As we continue our discussion of efficient querying, we will now focus on the importance of limiting the number of rows returned in a query. The principle remains the same: do not bring back data that you do not need and will simply throw away.
Indexes play a crucial role in optimizing queries in a relational database. When querying a table, we want our indexes to narrow down to just the data that we need so that we can minimize the amount of data that we request from the actual table. Sometimes, even when using indexes, we may still need to do some additional elimination on a column that was not indexed! That's totally fine.
When querying a table, we should only request the rows that we need instead of requesting all of the rows and then discarding most of them. Here are a few scenarios where we should only return the necessary rows:
If we want to count the number of rows in a table, we should not select all of the data and send it back to our application. Instead, we should push this down to the database and have the database do the counting. This way, the database does not need to access every row in the table and send it back over the wire. To count rows, we can use the following:
SELECT COUNT(*) FROM table_name;
Calculations such as minimums, maximums, and averages should be done in the database instead of in our application. By doing these calculations in the database, we eliminate the need to look at all of the rows and send them back. To find the minimum in a column, we can use the following:
SELECT MIN(column_name) FROM table_name
Likewise, to find the maximum or average in a column, we can use SELECT MAX(column_name) FROM table_name
. To find the average in a column, we can use SELECT AVG(column_name) FROM table_name
.
If we want to get a distinct list of values for a particular column, we should use SELECT DISTINCT column_name FROM table_name
. By doing this in the database, we can avoid sending back unnecessary rows to our application. However, if we want to get a distinct list of values for multiple columns, we will need to issue multiple queries.

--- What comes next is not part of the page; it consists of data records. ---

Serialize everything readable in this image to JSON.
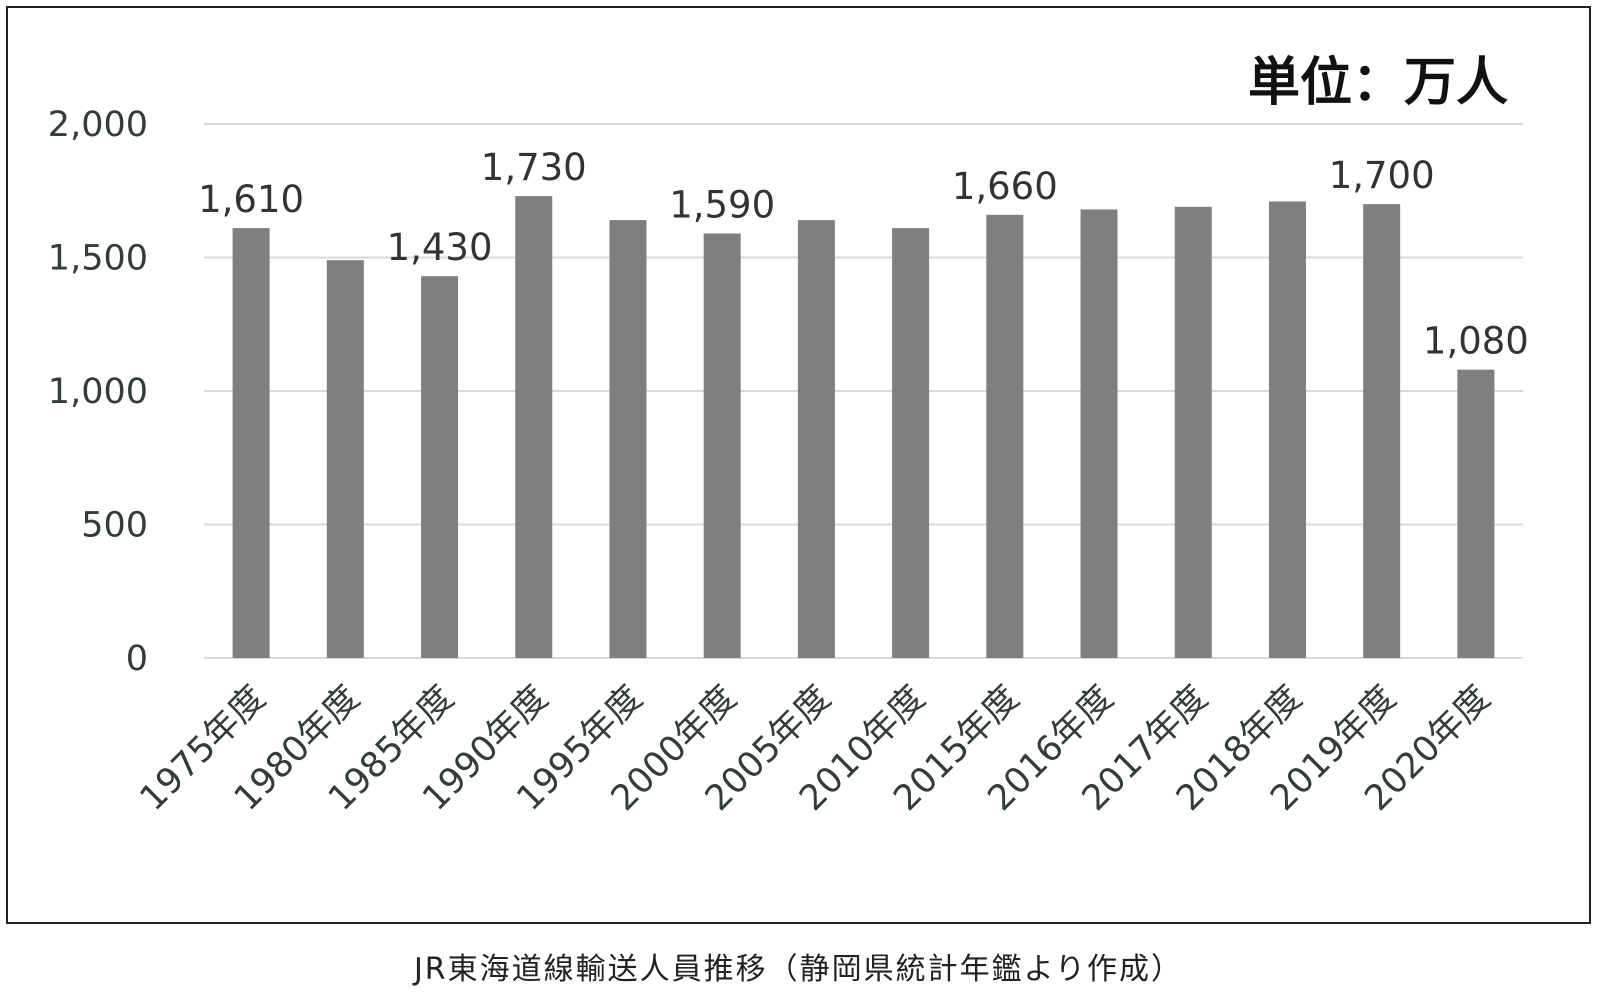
{
  "chart_data": {
    "type": "bar",
    "unit_label": "単位：万人",
    "caption": "JR東海道線輸送人員推移（静岡県統計年鑑より作成）",
    "categories": [
      "1975年度",
      "1980年度",
      "1985年度",
      "1990年度",
      "1995年度",
      "2000年度",
      "2005年度",
      "2010年度",
      "2015年度",
      "2016年度",
      "2017年度",
      "2018年度",
      "2019年度",
      "2020年度"
    ],
    "values": [
      1610,
      1490,
      1430,
      1730,
      1640,
      1590,
      1640,
      1610,
      1660,
      1680,
      1690,
      1710,
      1700,
      1080
    ],
    "data_labels": [
      "1,610",
      "",
      "1,430",
      "1,730",
      "",
      "1,590",
      "",
      "",
      "1,660",
      "",
      "",
      "",
      "1,700",
      "1,080"
    ],
    "yticks": [
      0,
      500,
      1000,
      1500,
      2000
    ],
    "ytick_labels": [
      "0",
      "500",
      "1,000",
      "1,500",
      "2,000"
    ],
    "ylim": [
      0,
      2000
    ],
    "grid": true,
    "legend": "none",
    "colors": {
      "bar": "#7f7f7f",
      "grid": "#d9d9d9",
      "frame": "#222222"
    }
  }
}
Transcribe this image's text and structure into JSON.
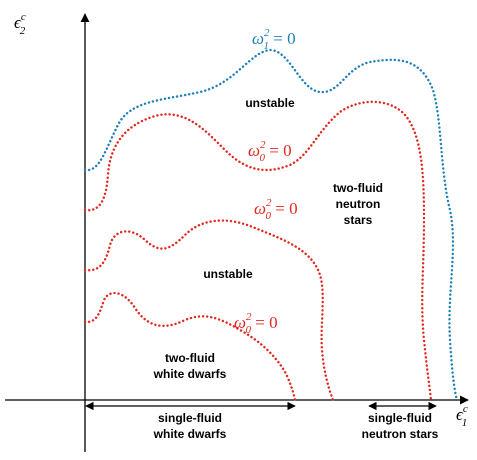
{
  "axes": {
    "y_label": {
      "symbol": "ϵ",
      "sup": "c",
      "sub": "2"
    },
    "x_label": {
      "symbol": "ϵ",
      "sup": "c",
      "sub": "1"
    }
  },
  "curves": [
    {
      "symbol": "ω",
      "sup": "2",
      "sub": "1",
      "rest": " = 0"
    },
    {
      "symbol": "ω",
      "sup": "2",
      "sub": "0",
      "rest": " = 0"
    },
    {
      "symbol": "ω",
      "sup": "2",
      "sub": "0",
      "rest": " = 0"
    },
    {
      "symbol": "ω",
      "sup": "2",
      "sub": "0",
      "rest": " = 0"
    }
  ],
  "regions": [
    {
      "lines": [
        "unstable"
      ]
    },
    {
      "lines": [
        "two-fluid",
        "neutron",
        "stars"
      ]
    },
    {
      "lines": [
        "unstable"
      ]
    },
    {
      "lines": [
        "two-fluid",
        "white dwarfs"
      ]
    }
  ],
  "ranges": [
    {
      "lines": [
        "single-fluid",
        "white dwarfs"
      ]
    },
    {
      "lines": [
        "single-fluid",
        "neutron stars"
      ]
    }
  ]
}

Pagination refers to the technique of only returning a specific page of results that our users might be interested in. For example, if we return 500,000 results but only show 10 to our users, we have wasted a lot of processing. Thus, it is important to limit the number of rows returned and only return as many rows as will be useful.
When using pagination queries such as LIMIT 10 OFFSET 20
, it is important to note that there are specific rules and best practices to follow. We should always put an ORDER BY
clause in our limits, even if it is simply ORDER BY id
. Otherwise, MySQL gets to decide how to order the rows, which can cause inconsistencies. We will explore how to perform pagination in an index-assisted way to minimize the amount of data that we request from the actual table.
By using indexes and limiting the number of rows returned, we can greatly optimize our queries and improve the performance of our relational databases. We should always strive to only request the data that we need and minimize the amount of unnecessary data that we send back and forth between the database and our application.